We ‘do’ these relationships – beside specific instruction that Paul and others give on each of the above topics – by practicing what in the NT can be called the 21 positive “one another” sayings (they’re actually commands, like “love one another, accept one another, forgive one another, etc”) and the 7 negative ones (like “don’t steal from one another, don’t lie to each other, etc”). We have to be very vigilant in the moment to simply obey and do them, regardless of how we feel. They are not suggestions or conveniences if we feel like it or not. They are commands to be obeyed for our own sake, for the health of planet earth and all it’s people! We must conscientiously learn to proactively love people in every situation, in every interaction, in every word and deed. And we must learn to reactively resolve any and every shadow or tension that may arise with any person at any time, as per Jesus’ teachings in Matt 5:21-26 and 18:15-35 (go and be reconciled by forgiving “from the heart”). “God is Light, and in him is no darkness at all. If we walk in the light as he is in the light, we have fellowship (koinonia, transparent shared life) with one another and the blood of Jesus keeps cleansing us from our sins” (1 Jn 1:4-6). Be quick to remove any shadow immediately!

Keeping Relational Reality and Unity

The challenge of growing and maintaining relational health must not be underestimated! One of our core Kingdom values in the Vineyard is ‘relationship and reality’; i.e. we want real relationships, not religious relationships. We don’t relate ‘religiously’ as in saying “the Lord told me…” or “I will pray about it…” when clearly there is a relational difference that must be faced and resolved. We avoid the ‘Christianese’ and Christian sub-culture common to many churches – often a haven for dysfunctional relationship, for spiritual manipulation and control, for use and abuse. We want to be REAL and honest in our relating as Jesus modeled and taught, creating an environment of Love, Acceptance and Forgiveness. People must walk into our midst and feel the warmth and security of relational health in the air.

It’s what the Hebrews call Shalom: God’s harmony, peace and abundance, on the basis of rightly ordered relationships… as opposed to Disunity: Satan’s disorder and chaos via unresolved dysfunctional relationships. The psalmist celebrates the unity that God gives in human relationships: “How pleasant and good it is when brothers and sisters dwell together in unity” (Ps 133). He says it’s like the anointing oil that is poured over Aaron and streams down his beard onto his robes (unity in community is the result of, and attracts more of, the outpouring of God’s Spirit on us); and it’s like the dew of Mount Hermon that refreshes Jerusalem in the heat of the day (relational unity is so refreshing and renewing when the heat is on!) “THERE – where there is unity – the Lord commands his blessing!”
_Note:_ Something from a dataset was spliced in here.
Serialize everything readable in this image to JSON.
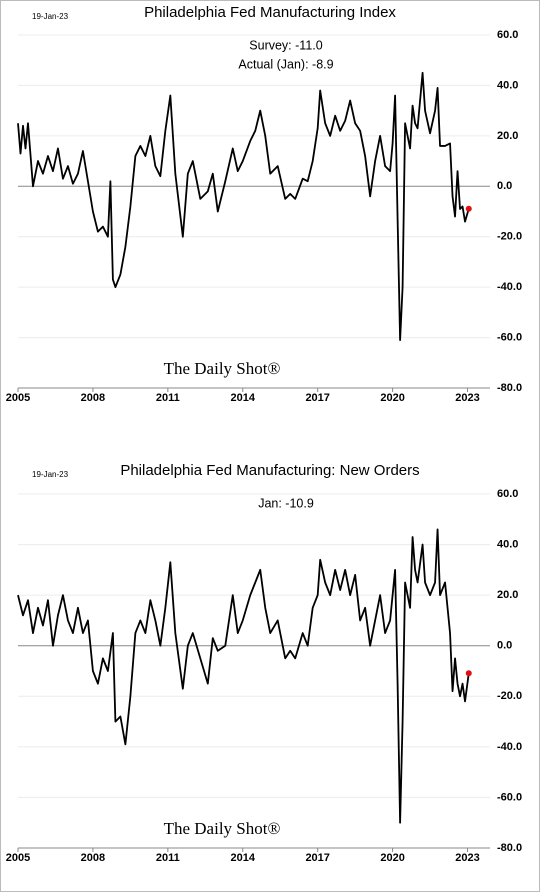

I conclude with two texts from Paul on relational unity. I do not want to elaborate, but merely record them here for your meditation and practical application on how to ‘do relationships’ for God’s sake! “As a prisoner for the Lord, then, I urge you to live a life worthy of the calling you have received. Be completely humble and gentle; be patient, bearing with one another in love. Make every effort to keep the unity of the Spirit through the bond of peace (Shalom)” (Eph 4:1-3). “Make my joy complete by being like-minded, having the same love, being one in mind and purpose. Do nothing out of selfish ambition or vain conceit. Rather, in humility value others above yourselves, not looking to your own interests but each of you to the interests of the others” (Phil 2:2f).

Search your heart in light of this teaching, specifically these texts, and ask the Holy Spirit to show you where you need relational healing, where you need to repent and make things right with people, where you need to change for relational health… then do it!!